Indeed, Domaine Du Chenoy this year celebrates its 20th anniversary.During that period it has survived everything from a major fire and an economic crisis to the health pandemic but has managed to prove a big success.
The winery was originally started by a Belgian, Philippe Grafe, who acquired the land in 2003. At the time, it comprised of 11 hectares of land with a 15 percent slope facing south.
Five years ago Pierre-Marie, along with his brother Jean-Bernard – a wine expert – joined the management team and they have overseen what is a highly successful operation, now spread over 15 hectares.
The estate now produces about 100,000 bottles per year, 70 per cent of which is sparking wine (with the rest being red, white and rose).
It does not sell to supermarkets but to smaller retailers and some 20 per cent of its wine sales are from its own estate in Wallonia.
Belgium has, in recent years, been lauded for the quality of its sparkling wine.
Belgian sparkling wine was selected by the judges of the international wine competition in Brussels to win the 2019 International Revelation Sparkling wine award, over several French champagnes.
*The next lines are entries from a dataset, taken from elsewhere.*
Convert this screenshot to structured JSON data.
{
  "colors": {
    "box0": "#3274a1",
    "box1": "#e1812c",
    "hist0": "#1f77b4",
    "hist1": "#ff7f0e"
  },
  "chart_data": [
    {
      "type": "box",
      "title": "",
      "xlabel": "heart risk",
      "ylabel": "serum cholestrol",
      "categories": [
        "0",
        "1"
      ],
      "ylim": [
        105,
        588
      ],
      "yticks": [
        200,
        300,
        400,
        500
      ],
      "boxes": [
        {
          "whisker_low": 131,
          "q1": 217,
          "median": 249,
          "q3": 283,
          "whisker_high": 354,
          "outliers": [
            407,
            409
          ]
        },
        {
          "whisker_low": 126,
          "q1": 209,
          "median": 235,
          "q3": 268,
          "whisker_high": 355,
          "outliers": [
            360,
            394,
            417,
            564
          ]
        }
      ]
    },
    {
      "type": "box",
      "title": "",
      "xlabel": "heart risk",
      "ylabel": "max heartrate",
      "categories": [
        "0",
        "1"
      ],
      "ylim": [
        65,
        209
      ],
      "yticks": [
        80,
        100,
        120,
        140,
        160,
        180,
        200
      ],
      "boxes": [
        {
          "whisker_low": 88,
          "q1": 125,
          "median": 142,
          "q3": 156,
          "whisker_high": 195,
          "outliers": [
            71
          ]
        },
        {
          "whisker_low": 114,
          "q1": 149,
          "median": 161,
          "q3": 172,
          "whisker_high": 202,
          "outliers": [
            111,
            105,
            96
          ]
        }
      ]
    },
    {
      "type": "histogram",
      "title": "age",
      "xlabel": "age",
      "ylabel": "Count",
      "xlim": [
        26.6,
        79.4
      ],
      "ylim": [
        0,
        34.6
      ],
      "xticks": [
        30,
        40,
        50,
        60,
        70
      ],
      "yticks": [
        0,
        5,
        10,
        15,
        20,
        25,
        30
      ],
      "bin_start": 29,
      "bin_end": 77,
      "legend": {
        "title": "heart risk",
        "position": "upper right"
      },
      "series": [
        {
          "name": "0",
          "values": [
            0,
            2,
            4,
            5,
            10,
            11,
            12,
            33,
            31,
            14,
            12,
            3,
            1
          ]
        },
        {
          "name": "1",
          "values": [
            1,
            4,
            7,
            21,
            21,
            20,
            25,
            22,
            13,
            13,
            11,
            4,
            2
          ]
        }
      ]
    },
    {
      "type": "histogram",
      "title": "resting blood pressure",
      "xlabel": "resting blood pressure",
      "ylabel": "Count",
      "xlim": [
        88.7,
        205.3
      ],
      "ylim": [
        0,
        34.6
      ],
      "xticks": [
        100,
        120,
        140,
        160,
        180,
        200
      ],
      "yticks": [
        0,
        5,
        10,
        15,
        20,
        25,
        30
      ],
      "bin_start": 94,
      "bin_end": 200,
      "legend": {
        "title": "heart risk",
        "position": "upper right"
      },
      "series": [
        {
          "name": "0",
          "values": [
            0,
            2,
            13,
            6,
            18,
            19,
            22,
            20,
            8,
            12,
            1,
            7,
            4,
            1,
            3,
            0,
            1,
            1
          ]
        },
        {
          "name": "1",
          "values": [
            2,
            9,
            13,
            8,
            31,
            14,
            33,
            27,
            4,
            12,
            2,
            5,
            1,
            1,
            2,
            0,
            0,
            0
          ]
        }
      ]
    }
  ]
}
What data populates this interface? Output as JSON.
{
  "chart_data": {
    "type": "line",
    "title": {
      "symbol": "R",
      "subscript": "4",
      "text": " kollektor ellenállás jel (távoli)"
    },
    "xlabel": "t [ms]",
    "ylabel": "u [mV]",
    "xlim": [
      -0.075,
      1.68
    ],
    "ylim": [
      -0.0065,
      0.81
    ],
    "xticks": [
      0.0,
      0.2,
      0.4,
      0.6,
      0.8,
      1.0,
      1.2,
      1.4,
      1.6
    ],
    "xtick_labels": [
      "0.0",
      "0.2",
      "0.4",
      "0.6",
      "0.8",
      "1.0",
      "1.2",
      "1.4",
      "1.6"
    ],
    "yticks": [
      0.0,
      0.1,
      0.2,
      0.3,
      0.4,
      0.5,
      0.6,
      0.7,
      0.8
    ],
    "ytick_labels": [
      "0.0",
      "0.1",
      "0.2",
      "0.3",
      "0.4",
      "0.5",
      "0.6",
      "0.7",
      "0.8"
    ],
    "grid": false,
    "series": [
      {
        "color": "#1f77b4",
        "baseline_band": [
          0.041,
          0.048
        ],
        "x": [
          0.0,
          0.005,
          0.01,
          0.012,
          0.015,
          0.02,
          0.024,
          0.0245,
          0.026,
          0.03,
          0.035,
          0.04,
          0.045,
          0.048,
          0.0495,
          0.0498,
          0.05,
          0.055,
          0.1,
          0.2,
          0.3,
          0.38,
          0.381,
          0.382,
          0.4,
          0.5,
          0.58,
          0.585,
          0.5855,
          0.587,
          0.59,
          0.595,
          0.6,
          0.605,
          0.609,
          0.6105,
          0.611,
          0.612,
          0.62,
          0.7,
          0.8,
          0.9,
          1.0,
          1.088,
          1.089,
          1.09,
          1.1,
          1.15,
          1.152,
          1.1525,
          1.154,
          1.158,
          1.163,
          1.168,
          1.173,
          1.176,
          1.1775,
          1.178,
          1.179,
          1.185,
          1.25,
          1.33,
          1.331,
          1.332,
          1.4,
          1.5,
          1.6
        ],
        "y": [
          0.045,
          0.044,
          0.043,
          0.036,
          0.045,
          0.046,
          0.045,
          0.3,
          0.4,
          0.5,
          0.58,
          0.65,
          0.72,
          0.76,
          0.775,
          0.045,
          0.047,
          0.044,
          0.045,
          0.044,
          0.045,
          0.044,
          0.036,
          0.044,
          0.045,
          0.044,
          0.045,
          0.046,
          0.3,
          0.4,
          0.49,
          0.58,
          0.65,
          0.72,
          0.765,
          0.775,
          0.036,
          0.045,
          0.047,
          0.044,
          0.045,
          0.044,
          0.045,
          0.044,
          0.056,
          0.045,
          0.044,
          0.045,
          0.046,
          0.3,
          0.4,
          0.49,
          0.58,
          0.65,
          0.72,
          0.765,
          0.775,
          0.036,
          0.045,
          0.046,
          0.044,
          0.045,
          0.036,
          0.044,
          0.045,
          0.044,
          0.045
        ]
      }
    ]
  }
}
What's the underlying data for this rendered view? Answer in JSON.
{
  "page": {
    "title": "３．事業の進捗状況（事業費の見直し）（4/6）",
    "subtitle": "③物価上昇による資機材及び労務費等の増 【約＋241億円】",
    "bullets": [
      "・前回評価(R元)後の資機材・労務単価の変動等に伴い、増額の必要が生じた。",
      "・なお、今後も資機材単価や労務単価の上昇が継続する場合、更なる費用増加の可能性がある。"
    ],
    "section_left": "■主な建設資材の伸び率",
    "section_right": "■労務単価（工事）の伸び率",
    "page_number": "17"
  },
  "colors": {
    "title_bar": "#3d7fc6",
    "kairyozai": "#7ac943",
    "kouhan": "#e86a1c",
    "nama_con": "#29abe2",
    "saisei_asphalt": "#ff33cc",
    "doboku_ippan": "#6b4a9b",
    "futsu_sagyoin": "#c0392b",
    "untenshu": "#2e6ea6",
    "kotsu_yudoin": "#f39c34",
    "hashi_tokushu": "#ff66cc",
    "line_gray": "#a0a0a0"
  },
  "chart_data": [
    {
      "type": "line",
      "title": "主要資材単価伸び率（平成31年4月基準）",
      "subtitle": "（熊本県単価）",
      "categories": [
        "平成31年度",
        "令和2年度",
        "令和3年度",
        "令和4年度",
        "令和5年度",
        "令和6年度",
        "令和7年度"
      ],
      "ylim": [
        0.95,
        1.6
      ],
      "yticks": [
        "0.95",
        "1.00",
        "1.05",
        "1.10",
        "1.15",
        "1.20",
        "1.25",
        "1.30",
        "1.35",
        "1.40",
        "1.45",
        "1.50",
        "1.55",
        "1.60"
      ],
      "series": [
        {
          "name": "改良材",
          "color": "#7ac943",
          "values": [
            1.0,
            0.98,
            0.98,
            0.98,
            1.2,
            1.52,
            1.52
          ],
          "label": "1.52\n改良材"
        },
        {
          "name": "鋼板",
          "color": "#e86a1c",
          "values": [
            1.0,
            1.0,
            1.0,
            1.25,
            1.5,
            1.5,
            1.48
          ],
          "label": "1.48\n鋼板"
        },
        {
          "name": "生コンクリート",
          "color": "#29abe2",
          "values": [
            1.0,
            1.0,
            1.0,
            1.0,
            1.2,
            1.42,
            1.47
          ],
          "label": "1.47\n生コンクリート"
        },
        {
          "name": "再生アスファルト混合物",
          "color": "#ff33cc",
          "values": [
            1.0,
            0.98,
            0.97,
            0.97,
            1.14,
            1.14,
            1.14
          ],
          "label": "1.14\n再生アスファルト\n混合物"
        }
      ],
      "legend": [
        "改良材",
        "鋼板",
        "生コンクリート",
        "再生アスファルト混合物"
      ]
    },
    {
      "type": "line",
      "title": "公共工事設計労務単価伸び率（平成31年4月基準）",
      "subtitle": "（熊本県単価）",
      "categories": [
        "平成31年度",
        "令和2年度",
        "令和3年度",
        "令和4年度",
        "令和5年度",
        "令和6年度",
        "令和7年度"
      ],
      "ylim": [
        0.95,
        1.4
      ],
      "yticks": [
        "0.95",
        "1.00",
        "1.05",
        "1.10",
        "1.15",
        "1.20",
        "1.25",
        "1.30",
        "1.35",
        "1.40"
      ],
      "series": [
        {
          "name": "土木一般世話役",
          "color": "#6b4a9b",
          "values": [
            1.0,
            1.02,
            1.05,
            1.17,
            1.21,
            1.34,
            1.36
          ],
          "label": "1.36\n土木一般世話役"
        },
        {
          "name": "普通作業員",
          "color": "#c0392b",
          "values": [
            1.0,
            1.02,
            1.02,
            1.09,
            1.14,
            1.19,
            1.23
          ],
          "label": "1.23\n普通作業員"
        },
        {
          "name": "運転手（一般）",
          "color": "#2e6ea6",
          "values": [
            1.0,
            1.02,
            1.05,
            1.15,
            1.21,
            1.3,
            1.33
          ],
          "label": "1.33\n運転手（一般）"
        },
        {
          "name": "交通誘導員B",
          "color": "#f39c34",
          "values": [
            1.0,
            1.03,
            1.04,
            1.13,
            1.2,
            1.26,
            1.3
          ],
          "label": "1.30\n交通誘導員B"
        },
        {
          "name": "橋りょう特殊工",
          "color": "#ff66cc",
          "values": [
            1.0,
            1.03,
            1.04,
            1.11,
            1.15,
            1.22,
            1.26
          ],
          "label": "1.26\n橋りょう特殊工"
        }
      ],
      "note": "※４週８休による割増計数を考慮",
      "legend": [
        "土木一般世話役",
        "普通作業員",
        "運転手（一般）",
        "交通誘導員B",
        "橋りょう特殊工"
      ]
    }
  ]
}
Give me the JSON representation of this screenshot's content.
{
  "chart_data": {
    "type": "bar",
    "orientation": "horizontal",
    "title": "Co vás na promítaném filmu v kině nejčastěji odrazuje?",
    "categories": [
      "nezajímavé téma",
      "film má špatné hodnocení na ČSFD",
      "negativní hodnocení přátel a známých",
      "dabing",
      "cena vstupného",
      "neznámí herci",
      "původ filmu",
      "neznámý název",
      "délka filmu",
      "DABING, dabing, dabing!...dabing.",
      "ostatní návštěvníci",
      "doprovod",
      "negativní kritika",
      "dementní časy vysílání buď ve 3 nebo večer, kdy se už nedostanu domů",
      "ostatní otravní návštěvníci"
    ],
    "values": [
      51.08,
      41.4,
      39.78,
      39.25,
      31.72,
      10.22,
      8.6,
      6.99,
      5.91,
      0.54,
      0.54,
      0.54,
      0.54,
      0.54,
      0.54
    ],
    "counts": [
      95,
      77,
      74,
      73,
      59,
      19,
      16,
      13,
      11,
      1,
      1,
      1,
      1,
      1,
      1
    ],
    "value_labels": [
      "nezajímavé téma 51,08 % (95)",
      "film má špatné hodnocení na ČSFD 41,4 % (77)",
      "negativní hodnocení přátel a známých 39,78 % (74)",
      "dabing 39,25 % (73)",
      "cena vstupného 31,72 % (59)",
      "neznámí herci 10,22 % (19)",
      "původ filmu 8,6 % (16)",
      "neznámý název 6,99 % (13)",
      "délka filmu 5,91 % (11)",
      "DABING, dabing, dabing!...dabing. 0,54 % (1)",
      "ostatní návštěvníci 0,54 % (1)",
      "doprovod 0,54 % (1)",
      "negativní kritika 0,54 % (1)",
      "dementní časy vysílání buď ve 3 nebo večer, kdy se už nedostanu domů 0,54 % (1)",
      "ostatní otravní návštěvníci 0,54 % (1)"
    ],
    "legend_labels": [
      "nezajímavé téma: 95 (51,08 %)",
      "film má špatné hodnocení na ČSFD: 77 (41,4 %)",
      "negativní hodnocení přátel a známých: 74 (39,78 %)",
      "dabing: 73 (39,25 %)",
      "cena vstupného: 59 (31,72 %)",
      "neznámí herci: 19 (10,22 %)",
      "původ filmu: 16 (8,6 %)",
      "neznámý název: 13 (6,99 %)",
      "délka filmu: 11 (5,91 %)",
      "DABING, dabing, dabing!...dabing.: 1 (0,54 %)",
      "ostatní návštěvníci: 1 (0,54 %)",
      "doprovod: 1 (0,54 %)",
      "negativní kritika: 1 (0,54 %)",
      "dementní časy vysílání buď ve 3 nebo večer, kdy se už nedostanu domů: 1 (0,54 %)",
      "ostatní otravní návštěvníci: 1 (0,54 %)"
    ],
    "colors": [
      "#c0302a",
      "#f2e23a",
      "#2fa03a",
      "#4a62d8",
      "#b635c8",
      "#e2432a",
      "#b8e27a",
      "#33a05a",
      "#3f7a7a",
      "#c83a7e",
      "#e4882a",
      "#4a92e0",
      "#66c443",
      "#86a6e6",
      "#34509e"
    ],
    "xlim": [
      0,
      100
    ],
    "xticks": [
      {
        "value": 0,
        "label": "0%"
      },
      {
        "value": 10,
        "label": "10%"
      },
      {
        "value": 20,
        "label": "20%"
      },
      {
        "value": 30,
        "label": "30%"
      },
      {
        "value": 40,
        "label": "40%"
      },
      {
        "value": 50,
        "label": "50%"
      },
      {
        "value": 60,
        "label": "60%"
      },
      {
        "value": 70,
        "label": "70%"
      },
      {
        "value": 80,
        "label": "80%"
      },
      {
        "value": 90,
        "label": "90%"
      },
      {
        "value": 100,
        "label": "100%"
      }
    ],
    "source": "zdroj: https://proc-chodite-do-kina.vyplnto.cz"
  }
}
The 2014 Cuvée Prestige from Chant d’Éole in Quévy beat 730 submissions, including several French champagnes for the first time in the competition’s 26-year history.
The outcome took many by surprise, not least French competitors to the extent that the numbers had to be double-checked to make sure the tasters had not made a mistake.
Recently, retail giant Colruyt announced it will begin the production of its own organic wines in Belgium with the first bottles appearing on supermarket shelves in 2026.
The group has already planted four hectares of vines at La Croisette in Frasnes-les-Anvaing, Hainaut province. Five more hectares will follow next year.
According to Pierre-Marie climate change, while being a major concern in so many other areas, cannot but help but boost wine production in Belgium.
He told this website: “It is a good thing for the wine sector in Belgium. It means it is now much easier to plant vines in Belgium than in the past and the better weather means you should have a better grape.”
Combined with the existing expertise in Belgium on wine production and naturally favourable soil conditions, the future looks bright for the country’s wine production.
Pierre-Marie said his team take great pride in being “completely organic” and in using “disease-resistance” grapes.
“We try,” he added, “to combine all this with doing something that produces originality as well. We do not want our wines to be too different to what people are used to but, at the same time, we aim to do something that is original to Belgium and which is actually based in this country.”
He estimates that, in Wallonia, some 2 million bottles are produced annually, adding, “this is a figure that is growing fast.”
His brother learned about the wine trade during his time in Bordeaux which included the position of director of Chateaux Anthonic and Dutruch Grand Poujeaux. It was there that he met the renowned oenologist Eric Boissenot who would later blend the wines of Domaine du Chenoy.
The idea that Belgium might rival mighty France for, say sparkling wine, would have been laughable a few years ago but this is changing and changing fast.
Turning again to the key role of climate change in the popularity and success of Belgian wine production, Pierre-Marie adds, “Yes, this can have a positive impact.
“But I would also caution that the extreme weather events we have also seen, such as violent storms and very heavy rains, can be detrimental.”
Looking to the future of his own business, he hopes the estate will continue to grow – possibly to about 20 hectares within five years – with a three-fold emphasis remaining at the heart of all of its work.
This, he insists, includes originality, staying local and favouring an organic approach.